Lubię
słuchać tych historii opowiadanych przez osoby, które przez wiele lat
żyły swoim życiem, aż tu nagle postanowiły zmienić WSZYSTKO.
Porzucają
miasto na rzecz wsi i odnajdują spokój albo przeciwnie - zostawiają w
tyle rodzinną wioskę i odżywają w wielkomiejskim gwarze.
Rozstają się z partnerem lub odnajdują miłość.
Idą na studia albo zaczynają malować.
Wyjeżdżają na wolontariat lub zakładają rodzinę.
![]() |
Czasami po prostu trzeba przeskoczyć z jednego życia do drugiego... i uznać, że teraz to drugie jest NASZE. |
Człowiek,
który przeżył całkowity zwrot przez sztag jest silniejszy, bardziej
pewny siebie.
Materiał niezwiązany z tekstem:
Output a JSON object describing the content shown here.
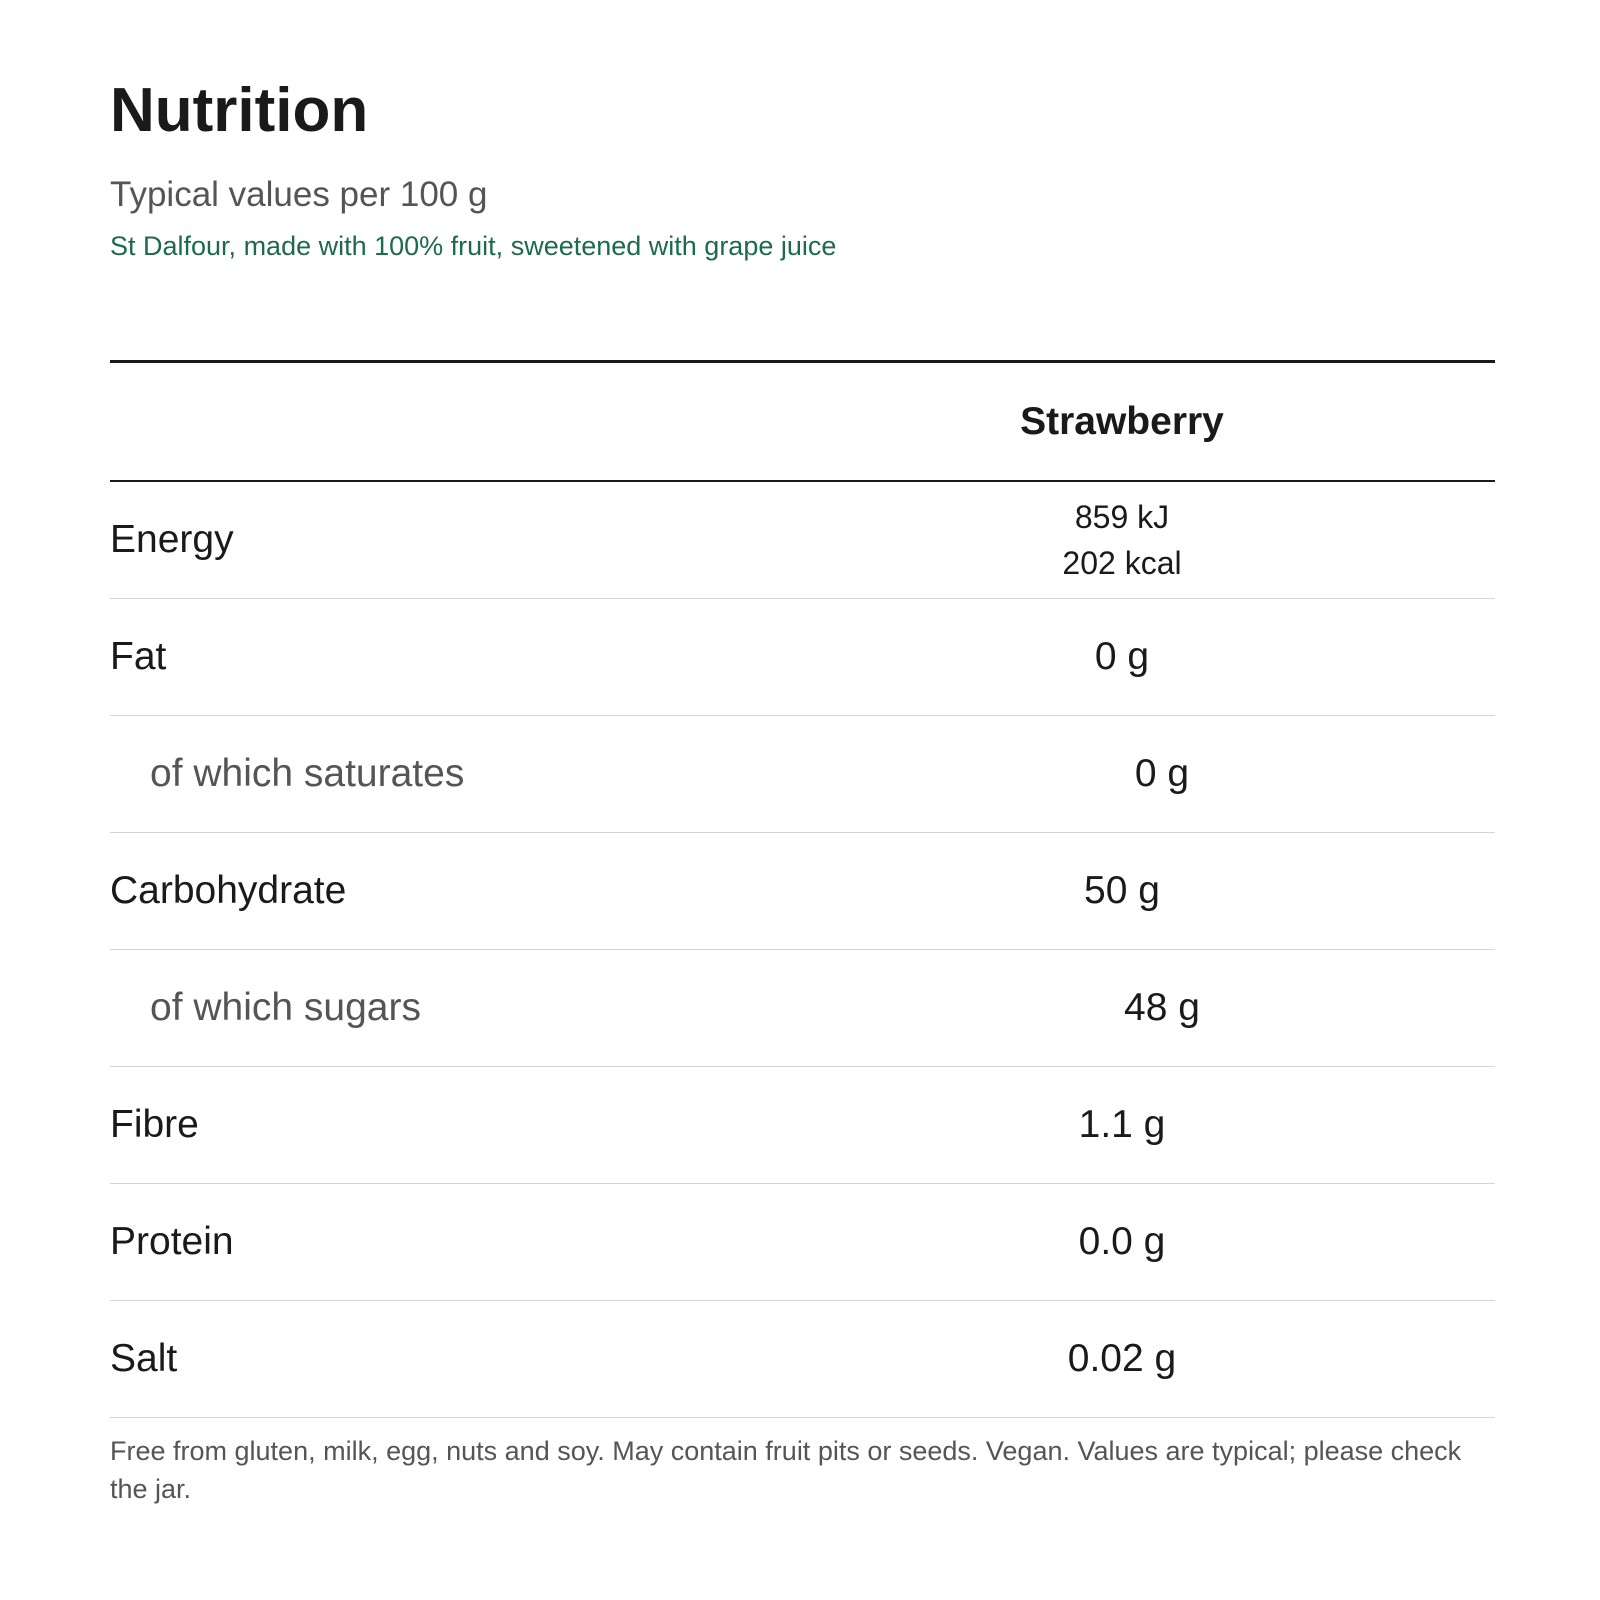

Wie, czego w życiu chce, a co ważniejsze - wie, czego nie
chce.
Ma ciekawą historię do opowiedzenia.
A gdzie się pojawia ciekawa historia, tam czekam ja - zacierając łapki.
Zdarzyło Wam się zrobić w jakiejś życiowej kwestii zwrot o sto osiemdziesiąt stopni?